The next part traces the border from east to west, from the Gulf of Mexico over 1000 miles along the Rio Grande, then almost 1000 miles more of electronic or physical fence ending as an ugly groin dipping into the Pacific Ocean. The construction of a tangible wall from sea to sea as promised by President Trump would be an engineering nightmare incurring incalculable ecological, cultural, and social as well as economic costs.
The fourth part depicts the militarization of the frontier via myriad federal agencies under the umbrella of U.S. Customs and Border Protection (CBP). Photographs here highlight the vast majority of apprehensions made at night, when smugglers prefer to attempt the crossing. These photos suggest a strong sporting element in the hunting of undocumented immigrants, with agents preferring “good aliens” who put up a spirited chase before being caught like deer in federal truck and helicopter floodlights.
The last section deals with illegal immigrant life in a divided America where increasingly popular anti-immigration rhetoric is being mobilized to protectionist political and economic ends.
Many people were taken aback when presidential candidate Donald Trump declared war on illegal immigration and Mexican “rapists.”
“When he later won, the world was surprised. But for many of the 11 million undocumented migrants living in the United States, the results were more terrifying than surprising. The anti-immigrant fervor had been brewing for much of the previous decade. They had seen this coming.”
Photographs here include a devastated “dreamer” hearing the news that Trump intends to end Deferred Action for Childhood Arrivals (DACA). Other show migrant workers from Mexico performing the back-breaking agricultural stoop work in our fields that American citizens refuse to do as migrant labor continues to be an essential component of American farming as well as the construction and service industries.
The unfortunate consequence of this is that many long-term illegal immigrants grow deeply rooted here with productive family lives—de facto Americans but not de jure--living an American nightmare more than the American dream because of the constant fear of deportation and family separation.

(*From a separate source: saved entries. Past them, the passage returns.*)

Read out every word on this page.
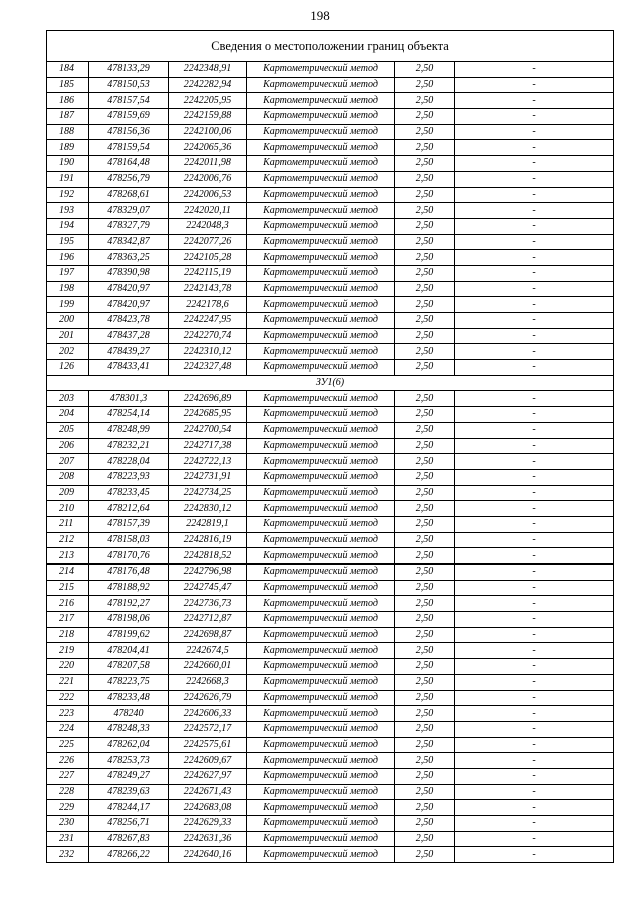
198
Сведения о местоположении границ объекта					
184	478133,29	2242348,91	Картометрический метод	2,50	-
185	478150,53	2242282,94	Картометрический метод	2,50	-
186	478157,54	2242205,95	Картометрический метод	2,50	-
187	478159,69	2242159,88	Картометрический метод	2,50	-
188	478156,36	2242100,06	Картометрический метод	2,50	-
189	478159,54	2242065,36	Картометрический метод	2,50	-
190	478164,48	2242011,98	Картометрический метод	2,50	-
191	478256,79	2242006,76	Картометрический метод	2,50	-
192	478268,61	2242006,53	Картометрический метод	2,50	-
193	478329,07	2242020,11	Картометрический метод	2,50	-
194	478327,79	2242048,3	Картометрический метод	2,50	-
195	478342,87	2242077,26	Картометрический метод	2,50	-
196	478363,25	2242105,28	Картометрический метод	2,50	-
197	478390,98	2242115,19	Картометрический метод	2,50	-
198	478420,97	2242143,78	Картометрический метод	2,50	-
199	478420,97	2242178,6	Картометрический метод	2,50	-
200	478423,78	2242247,95	Картометрический метод	2,50	-
201	478437,28	2242270,74	Картометрический метод	2,50	-
202	478439,27	2242310,12	Картометрический метод	2,50	-
126	478433,41	2242327,48	Картометрический метод	2,50	-
ЗУ1(6)					
203	478301,3	2242696,89	Картометрический метод	2,50	-
204	478254,14	2242685,95	Картометрический метод	2,50	-
205	478248,99	2242700,54	Картометрический метод	2,50	-
206	478232,21	2242717,38	Картометрический метод	2,50	-
207	478228,04	2242722,13	Картометрический метод	2,50	-
208	478223,93	2242731,91	Картометрический метод	2,50	-
209	478233,45	2242734,25	Картометрический метод	2,50	-
210	478212,64	2242830,12	Картометрический метод	2,50	-
211	478157,39	2242819,1	Картометрический метод	2,50	-
212	478158,03	2242816,19	Картометрический метод	2,50	-
213	478170,76	2242818,52	Картометрический метод	2,50	-
214	478176,48	2242796,98	Картометрический метод	2,50	-
215	478188,92	2242745,47	Картометрический метод	2,50	-
216	478192,27	2242736,73	Картометрический метод	2,50	-
217	478198,06	2242712,87	Картометрический метод	2,50	-
218	478199,62	2242698,87	Картометрический метод	2,50	-
219	478204,41	2242674,5	Картометрический метод	2,50	-
220	478207,58	2242660,01	Картометрический метод	2,50	-
221	478223,75	2242668,3	Картометрический метод	2,50	-
222	478233,48	2242626,79	Картометрический метод	2,50	-
223	478240	2242606,33	Картометрический метод	2,50	-
224	478248,33	2242572,17	Картометрический метод	2,50	-
225	478262,04	2242575,61	Картометрический метод	2,50	-
226	478253,73	2242609,67	Картометрический метод	2,50	-
227	478249,27	2242627,97	Картометрический метод	2,50	-
228	478239,63	2242671,43	Картометрический метод	2,50	-
229	478244,17	2242683,08	Картометрический метод	2,50	-
230	478256,71	2242629,33	Картометрический метод	2,50	-
231	478267,83	2242631,36	Картометрический метод	2,50	-
232	478266,22	2242640,16	Картометрический метод	2,50	-
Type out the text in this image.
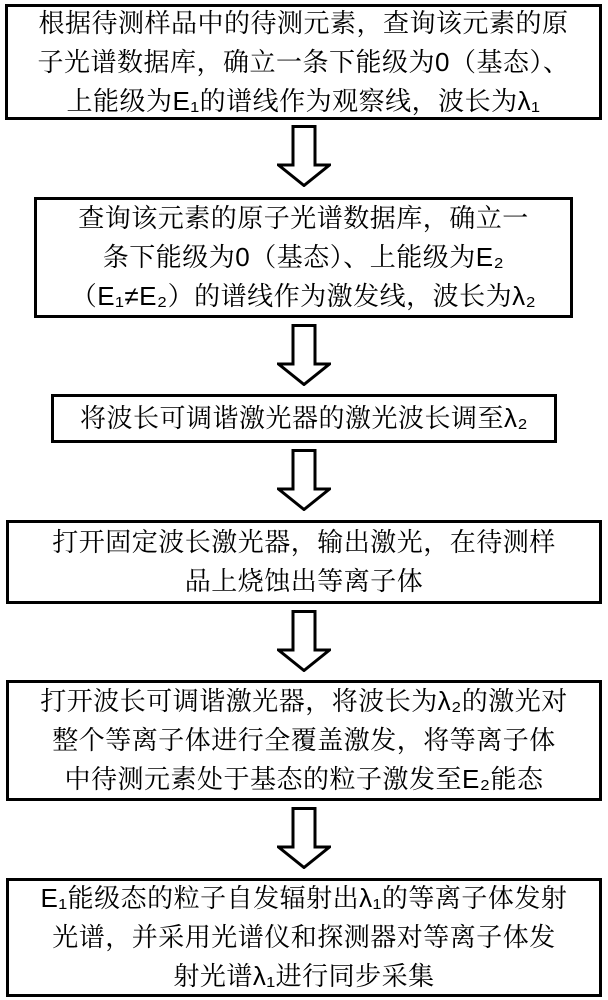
根据待测样品中的待测元素，查询该元素的原
子光谱数据库，确立一条下能级为0（基态）、
上能级为E₁的谱线作为观察线，波长为λ₁
查询该元素的原子光谱数据库，确立一
条下能级为0（基态）、上能级为E₂
（E₁≠E₂）的谱线作为激发线，波长为λ₂
将波长可调谐激光器的激光波长调至λ₂
打开固定波长激光器，输出激光，在待测样
品上烧蚀出等离子体
打开波长可调谐激光器，将波长为λ₂的激光对
整个等离子体进行全覆盖激发，将等离子体
中待测元素处于基态的粒子激发至E₂能态
E₁能级态的粒子自发辐射出λ₁的等离子体发射
光谱，并采用光谱仪和探测器对等离子体发
射光谱λ₁进行同步采集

In sum, Undocumented: Immigration and the Militarization of the United States-Mexican Border is an empathetic, timely, and thought-provoking collection of memorable photographs documenting the entire experience of illegal immigration across our southern border from beginning to end. And, for the vast majority, the end of the story is not a happy one, neither is their sojourn here, marred by escalating anti-immigration sentiment.
The photographs are captioned in both English and Spanish. And each of the book’s sections has an introductory summary mini-essay in both languages. This device effectively underscores that all borders are porous, no matter what physical barriers are constructed. As then Arizona Governor Janet Napolitano observed in 2005: “Show me a 50-foot wall, and I’ll show you a 51-foot ladder.”
Perhaps even more to the point is the reminder by former Florida Governor Jeb Bush that many illegal immigrants who come to the United States to provide for their families are not committing a felony but an “act of love.” The hauntingly beautiful and frightening photographs in this collection admonish us on every page that this kind of compassion is what should distinguish us from President Trump’s “animals” and that there should be no winners and losers in the human race.